Blown out to sea by high wind.
Paddle breaks, blows away, or is lost in rough water.
Ankle leash breaks and boat blows away.
Waves dump water into cockpit and boat fills with water.
Fog rolls in - can’t see anything.
Capsize and can’t get back in boat.
You get lost."

I don't have to worry about the ankle leash, I don't have one shock
Julie A.
user 8252034
Orlando, FL
Post #: 77
Thanks, Jim. A great read.

I was at the Econ today. I don't know the water temperature, but I do know that I had a bit of an intake of breath when I stepped into the water to get into my kayak. My thought was I should have worn my 7mm neo mukluks, but the air temp was close to 74=75 and did go up to 80's eventually. The water was still cold though, reflecting the previous week of colder temperatures.

I hope that lots of people will read this, and apply. If nothing else, I hope to see more people wearing their PFD's.
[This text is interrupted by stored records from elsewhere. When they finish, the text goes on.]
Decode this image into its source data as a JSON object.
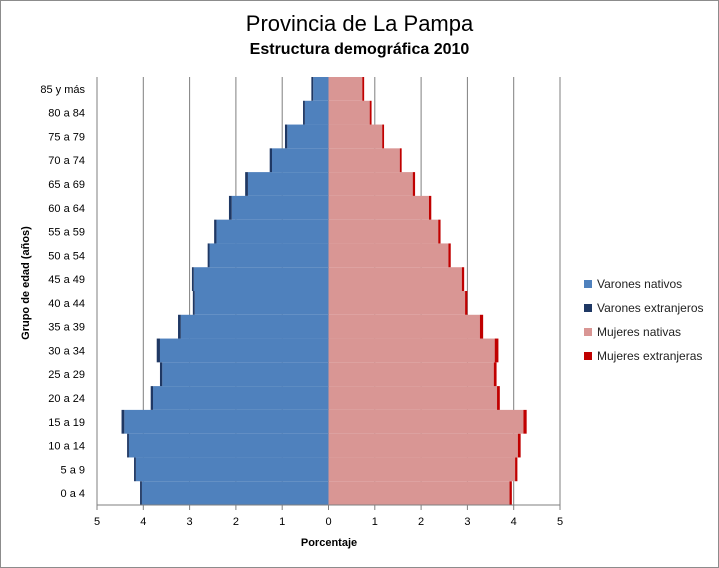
{
  "chart_data": {
    "type": "bar",
    "orientation": "horizontal",
    "title": "Provincia de La Pampa",
    "subtitle": "Estructura demográfica 2010",
    "xlabel": "Porcentaje",
    "ylabel": "Grupo de edad (años)",
    "xlim": [
      -5,
      5
    ],
    "x_ticks": [
      "5",
      "4",
      "3",
      "2",
      "1",
      "0",
      "1",
      "2",
      "3",
      "4",
      "5"
    ],
    "categories": [
      "0 a 4",
      "5 a 9",
      "10 a 14",
      "15 a 19",
      "20 a 24",
      "25 a 29",
      "30 a 34",
      "35 a 39",
      "40 a 44",
      "45 a 49",
      "50 a 54",
      "55 a 59",
      "60 a 64",
      "65 a 69",
      "70 a 74",
      "75 a 79",
      "80 a 84",
      "85 y más"
    ],
    "series": [
      {
        "name": "Varones nativos",
        "color": "#4f81bd",
        "values": [
          -4.03,
          -4.16,
          -4.31,
          -4.41,
          -3.79,
          -3.59,
          -3.64,
          -3.19,
          -2.89,
          -2.91,
          -2.57,
          -2.42,
          -2.09,
          -1.74,
          -1.22,
          -0.89,
          -0.51,
          -0.33
        ]
      },
      {
        "name": "Varones extranjeros",
        "color": "#1f3864",
        "values": [
          -0.04,
          -0.04,
          -0.04,
          -0.06,
          -0.05,
          -0.05,
          -0.07,
          -0.06,
          -0.04,
          -0.04,
          -0.04,
          -0.05,
          -0.06,
          -0.06,
          -0.05,
          -0.05,
          -0.04,
          -0.04
        ]
      },
      {
        "name": "Mujeres nativas",
        "color": "#d99694",
        "values": [
          3.91,
          4.03,
          4.09,
          4.21,
          3.64,
          3.57,
          3.59,
          3.27,
          2.95,
          2.88,
          2.59,
          2.37,
          2.17,
          1.82,
          1.54,
          1.16,
          0.89,
          0.73
        ]
      },
      {
        "name": "Mujeres extranjeras",
        "color": "#c00000",
        "values": [
          0.05,
          0.05,
          0.06,
          0.07,
          0.06,
          0.06,
          0.08,
          0.07,
          0.05,
          0.05,
          0.05,
          0.05,
          0.05,
          0.05,
          0.04,
          0.04,
          0.04,
          0.04
        ]
      }
    ],
    "grid": true,
    "legend_position": "right"
  }
}
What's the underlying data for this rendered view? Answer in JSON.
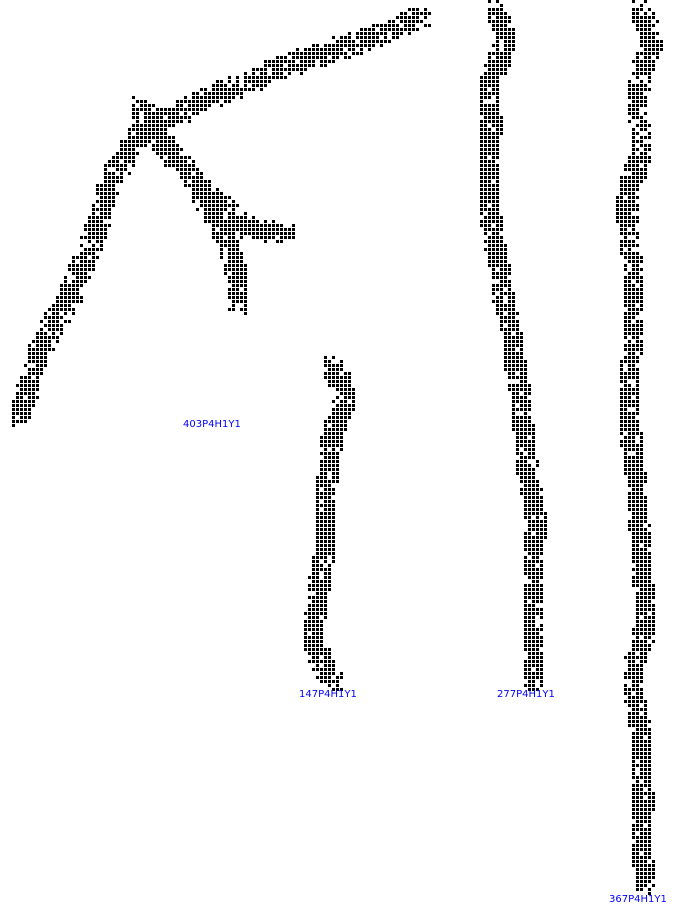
{
  "colors": {
    "background": "#ffffff",
    "cell": "#000000",
    "label": "#0000ff"
  },
  "patterns": [
    {
      "id": "p403",
      "label": "403P4H1Y1"
    },
    {
      "id": "p147",
      "label": "147P4H1Y1"
    },
    {
      "id": "p277",
      "label": "277P4H1Y1"
    },
    {
      "id": "p367",
      "label": "367P4H1Y1"
    }
  ]
}
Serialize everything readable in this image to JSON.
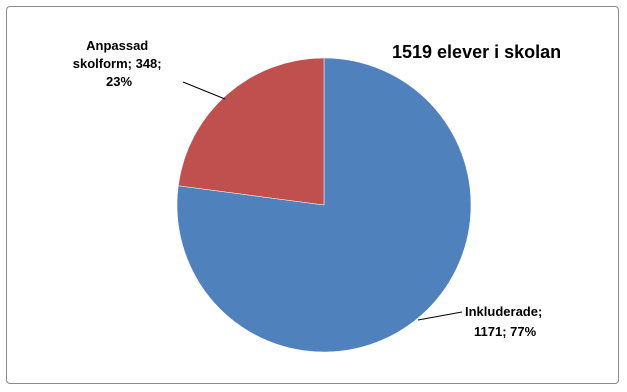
{
  "chart_data": {
    "type": "pie",
    "title": "1519 elever i skolan",
    "categories": [
      "Inkluderade",
      "Anpassad skolform"
    ],
    "values": [
      1171,
      348
    ],
    "percentages": [
      77,
      23
    ],
    "colors": [
      "#4F81BD",
      "#C0504D"
    ],
    "start_angle_deg": 0,
    "direction": "clockwise",
    "legend": "none",
    "labels": [
      {
        "line1": "Inkluderade;",
        "line2": "1171; 77%"
      },
      {
        "line1": "Anpassad",
        "line2": "skolform; 348;",
        "line3": "23%"
      }
    ]
  }
}
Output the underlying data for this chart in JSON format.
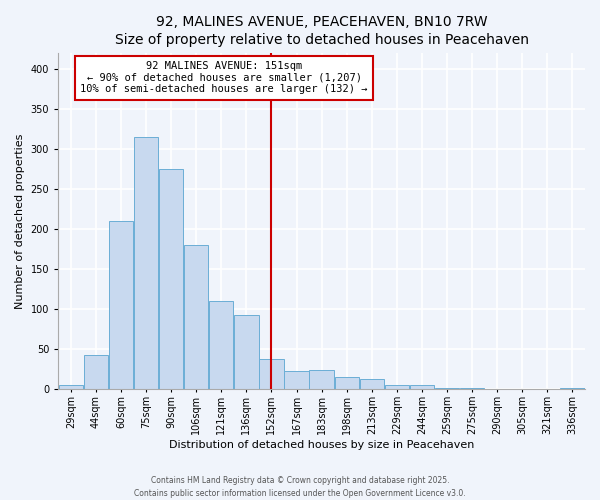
{
  "title": "92, MALINES AVENUE, PEACEHAVEN, BN10 7RW",
  "subtitle": "Size of property relative to detached houses in Peacehaven",
  "xlabel": "Distribution of detached houses by size in Peacehaven",
  "ylabel": "Number of detached properties",
  "bar_labels": [
    "29sqm",
    "44sqm",
    "60sqm",
    "75sqm",
    "90sqm",
    "106sqm",
    "121sqm",
    "136sqm",
    "152sqm",
    "167sqm",
    "183sqm",
    "198sqm",
    "213sqm",
    "229sqm",
    "244sqm",
    "259sqm",
    "275sqm",
    "290sqm",
    "305sqm",
    "321sqm",
    "336sqm"
  ],
  "bar_values": [
    5,
    43,
    210,
    315,
    275,
    180,
    110,
    93,
    38,
    23,
    24,
    16,
    13,
    5,
    5,
    2,
    2,
    1,
    0,
    0,
    2
  ],
  "bar_color": "#c8d9ef",
  "bar_edge_color": "#6baed6",
  "vline_color": "#cc0000",
  "annotation_title": "92 MALINES AVENUE: 151sqm",
  "annotation_line1": "← 90% of detached houses are smaller (1,207)",
  "annotation_line2": "10% of semi-detached houses are larger (132) →",
  "annotation_box_edgecolor": "#cc0000",
  "ylim": [
    0,
    420
  ],
  "yticks": [
    0,
    50,
    100,
    150,
    200,
    250,
    300,
    350,
    400
  ],
  "footer1": "Contains HM Land Registry data © Crown copyright and database right 2025.",
  "footer2": "Contains public sector information licensed under the Open Government Licence v3.0.",
  "bg_color": "#f0f4fb",
  "plot_bg_color": "#f0f4fb",
  "grid_color": "#ffffff",
  "title_fontsize": 10,
  "subtitle_fontsize": 9,
  "ylabel_fontsize": 8,
  "xlabel_fontsize": 8,
  "tick_fontsize": 7,
  "annotation_fontsize": 7.5,
  "footer_fontsize": 5.5,
  "vline_bar_index": 8
}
I am always shocked at the numbers who do not and this needs to change.
Elizabeth P
user 9798777
Seminole, FL
Post #: 59
This might be overkill but it makes for a good read and most of it also applies to river /estuary kayaking.


The correct PFD for kayaking really would help also. We were stopped by a ranger on the Ocklawaha who required one of the paddlers to take his PFD off to verify that it was Class 2. A properly fitted PFD should be short in the back and not inhibit your arm movement. It's the best investment one can make!